Of this 200 rubles: 30% of that business is owned by NNNow (a website made by us) from our so-called consumer. And then there are markets. So, we control the whole consumer experience in the markets, we manage the classification, pricing, catalog, everything and it sells in portals like Mintra, Ajo, Amazon and Flickart etc.
If the focus is online, will you return to expanding physical stores?
If you ask me how we can grow these six major guilt brands, you will get an answer to your question.
We have two aspects and strategies. But the first thing I discussed was digitalization – the partnership with Porter, Omni connects with our users.
Over the past quarter, we have added 100 more stores to our Omni network, and our quarterly contribution to digital connectivity in our physical storage has reached the mid-teens.
Then we have back-end capabilities built on warehouses, product placement, unique online products.
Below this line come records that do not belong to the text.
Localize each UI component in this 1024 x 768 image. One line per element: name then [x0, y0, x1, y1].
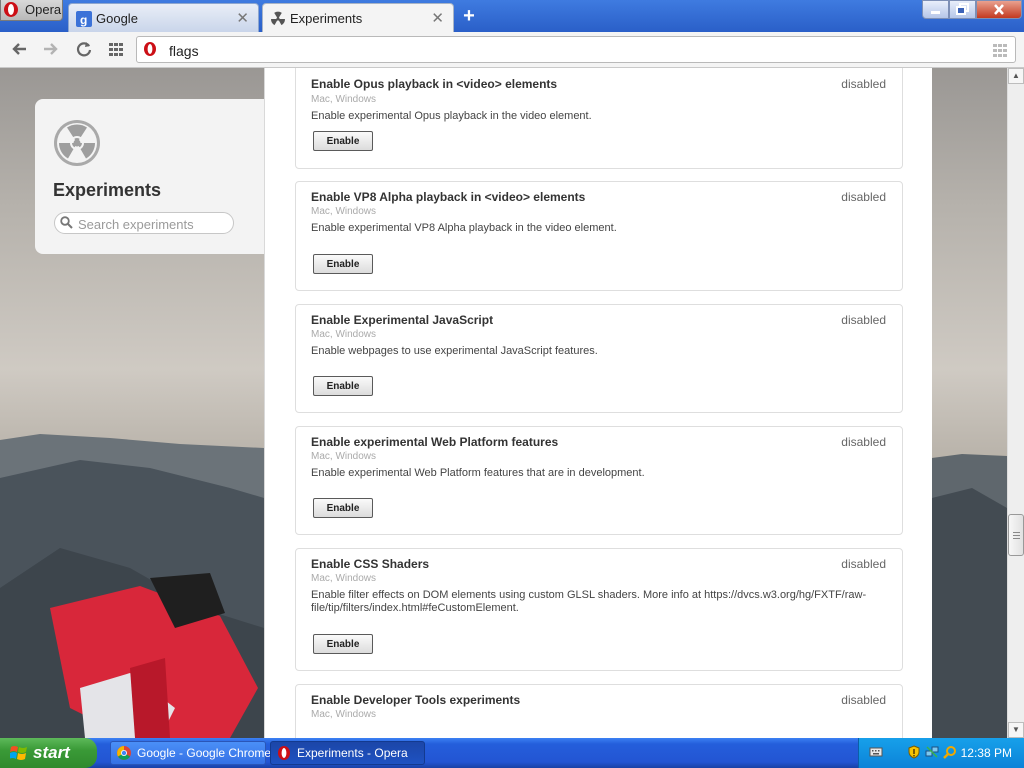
security-shield-icon[interactable] — [907, 745, 921, 759]
clock: 12:38 PM — [960, 746, 1012, 760]
experiment-card: Enable CSS Shaders disabled Mac, Windows… — [295, 548, 903, 671]
start-label: start — [33, 743, 70, 762]
experiment-platforms: Mac, Windows — [311, 94, 377, 105]
network-icon[interactable] — [925, 745, 939, 759]
page-content: Experiments Enable Opus playback in <vid… — [0, 68, 1007, 738]
opera-icon — [278, 746, 290, 760]
experiment-title: Enable Developer Tools experiments — [311, 693, 521, 707]
opera-menu-label: Opera — [25, 2, 62, 17]
close-window-button[interactable] — [976, 0, 1022, 19]
vertical-scrollbar[interactable]: ▲ ▼ — [1007, 68, 1024, 738]
grip-line — [1013, 532, 1020, 533]
opera-menu-button[interactable]: Opera — [0, 0, 63, 21]
experiment-platforms: Mac, Windows — [311, 573, 377, 584]
experiment-platforms: Mac, Windows — [311, 451, 377, 462]
enable-button[interactable]: Enable — [313, 634, 373, 654]
experiment-status: disabled — [841, 557, 886, 571]
experiment-description: Enable experimental Web Platform feature… — [311, 467, 645, 479]
experiment-status: disabled — [841, 313, 886, 327]
close-icon[interactable]: ✕ — [431, 9, 444, 27]
windows-taskbar: start Google - Google Chrome Experiments… — [0, 738, 1024, 768]
scroll-down-button[interactable]: ▼ — [1008, 722, 1024, 738]
minimize-icon — [931, 11, 940, 14]
radiation-favicon-icon — [270, 11, 286, 26]
window-title-bar: Opera g Google ✕ Experiments ✕ + — [0, 0, 1024, 32]
tab-google-label: Google — [96, 11, 138, 26]
browser-toolbar — [0, 32, 1024, 68]
taskbar-item-label: Experiments - Opera — [297, 746, 408, 760]
minimize-button[interactable] — [922, 0, 949, 19]
experiment-card: Enable Developer Tools experiments disab… — [295, 684, 903, 738]
scrollbar-thumb[interactable] — [1008, 514, 1024, 556]
google-favicon-icon: g — [76, 11, 92, 27]
opera-logo-icon — [4, 2, 18, 17]
experiment-description: Enable webpages to use experimental Java… — [311, 345, 598, 357]
svg-text:g: g — [80, 13, 87, 27]
experiment-title: Enable CSS Shaders — [311, 557, 430, 571]
experiment-card: Enable Experimental JavaScript disabled … — [295, 304, 903, 413]
back-icon[interactable] — [9, 38, 31, 60]
enable-button[interactable]: Enable — [313, 376, 373, 396]
enable-button[interactable]: Enable — [313, 254, 373, 274]
address-input[interactable] — [167, 40, 991, 61]
experiment-platforms: Mac, Windows — [311, 329, 377, 340]
reload-icon[interactable] — [73, 38, 95, 60]
enable-button[interactable]: Enable — [313, 498, 373, 518]
experiment-status: disabled — [841, 693, 886, 707]
tab-experiments-label: Experiments — [290, 11, 363, 26]
experiment-status: disabled — [841, 435, 886, 449]
apps-grid-icon[interactable] — [993, 43, 1007, 57]
experiment-description: Enable filter effects on DOM elements us… — [311, 589, 867, 614]
experiment-platforms: Mac, Windows — [311, 709, 377, 720]
experiment-status: disabled — [841, 190, 886, 204]
chrome-icon — [117, 746, 131, 760]
tab-google[interactable]: g Google ✕ — [68, 3, 259, 32]
start-button[interactable]: start — [0, 738, 97, 768]
experiments-list: Enable Opus playback in <video> elements… — [264, 68, 932, 738]
experiment-description: Enable experimental VP8 Alpha playback i… — [311, 222, 617, 234]
close-icon[interactable]: ✕ — [236, 9, 249, 27]
new-tab-button[interactable]: + — [458, 5, 480, 27]
keyboard-icon[interactable] — [869, 745, 883, 759]
taskbar-item-chrome[interactable]: Google - Google Chrome — [110, 741, 271, 765]
experiment-description: Enable experimental Opus playback in the… — [311, 110, 592, 122]
search-icon — [60, 216, 73, 229]
taskbar-item-label: Google - Google Chrome — [137, 746, 272, 760]
experiment-status: disabled — [841, 77, 886, 91]
radiation-icon — [54, 120, 100, 166]
background-landscape-right — [932, 454, 1007, 738]
experiment-title: Enable VP8 Alpha playback in <video> ele… — [311, 190, 586, 204]
address-bar[interactable] — [136, 36, 1016, 63]
enable-button[interactable]: Enable — [313, 131, 373, 151]
experiment-card: Enable experimental Web Platform feature… — [295, 426, 903, 535]
grip-line — [1013, 535, 1020, 536]
opera-o-icon — [144, 42, 156, 56]
taskbar-item-opera[interactable]: Experiments - Opera — [270, 741, 425, 765]
scroll-up-button[interactable]: ▲ — [1008, 68, 1024, 84]
restore-icon — [956, 3, 969, 15]
experiment-title: Enable experimental Web Platform feature… — [311, 435, 559, 449]
experiment-card: Enable VP8 Alpha playback in <video> ele… — [295, 181, 903, 291]
experiment-card: Enable Opus playback in <video> elements… — [295, 68, 903, 169]
windows-flag-icon — [10, 746, 27, 760]
system-tray: 12:38 PM — [858, 738, 1024, 768]
experiments-sidebar: Experiments — [35, 99, 264, 254]
tab-experiments[interactable]: Experiments ✕ — [262, 3, 454, 32]
restore-button[interactable] — [949, 0, 976, 19]
search-box[interactable] — [54, 212, 234, 234]
speed-dial-icon[interactable] — [105, 38, 127, 60]
search-icon[interactable] — [943, 745, 957, 759]
close-window-icon — [994, 4, 1004, 15]
forward-icon[interactable] — [39, 38, 61, 60]
grip-line — [1013, 538, 1020, 539]
search-input[interactable] — [76, 215, 230, 233]
experiment-platforms: Mac, Windows — [311, 206, 377, 217]
page-title: Experiments — [53, 180, 162, 200]
experiment-title: Enable Experimental JavaScript — [311, 313, 494, 327]
experiment-title: Enable Opus playback in <video> elements — [311, 77, 558, 91]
The second strategy for us is to create corresponding categories in these brands. Take our biggest, most powerful American polo. Over the years, we have built children’s clothes, shoes, underwear … in Polo, USA.
Similarly, in Arrow, clothing and bras are a big focus እን We may make small leather items such as bows and belts and wallets.
The third is now offline. I think this will answer your question. What is special about India is that you cannot ignore the power and trade in small towns: Levels 2 and 3.
And even in online tracking, level two, level three contributions are growing very, very fast. We are now speeding up the opening of physical shops in these small Indian cities. And they will not be the typical offline stores of the past, they will be the all-encompassing digital tracks for all of our brands.
Can you name some of these cities and the percentage of business coming from small towns?
Traditionally, AFL products have an urban bias, which is a big urban business. We have Calvin Klein, our main category, on the bridge to the luxury room, US Polo, bow. We only have a flying machine as a value brand.
I can tell you that a great contribution (business) is coming from the 30 cities.
But now we are seeing the attraction of our brands in small towns. We now have the information to make it easier for us to start expanding stores.
Clothing retailers such as Aditya Birla Fashion and Reliance Brands have been purchased by Indian designer labels. Does Arvind have similar plans?
I respect the competition because I’m sure they thought of their strategy and their game plan. So good luck to them.
In the case of the AFL, we want to focus on the six biggest guilt brands in the near future. In the long run, we will see how the industry plays out and how the AFL plays out, but in the short term we have no choice but to renew the growth of these six high-profile brands.
Flipkart has invested in a flying machine. Are there any associations for any other brand with any marketplace?
I don’t know the plan at the moment but, you know, we will let you know if there is anything.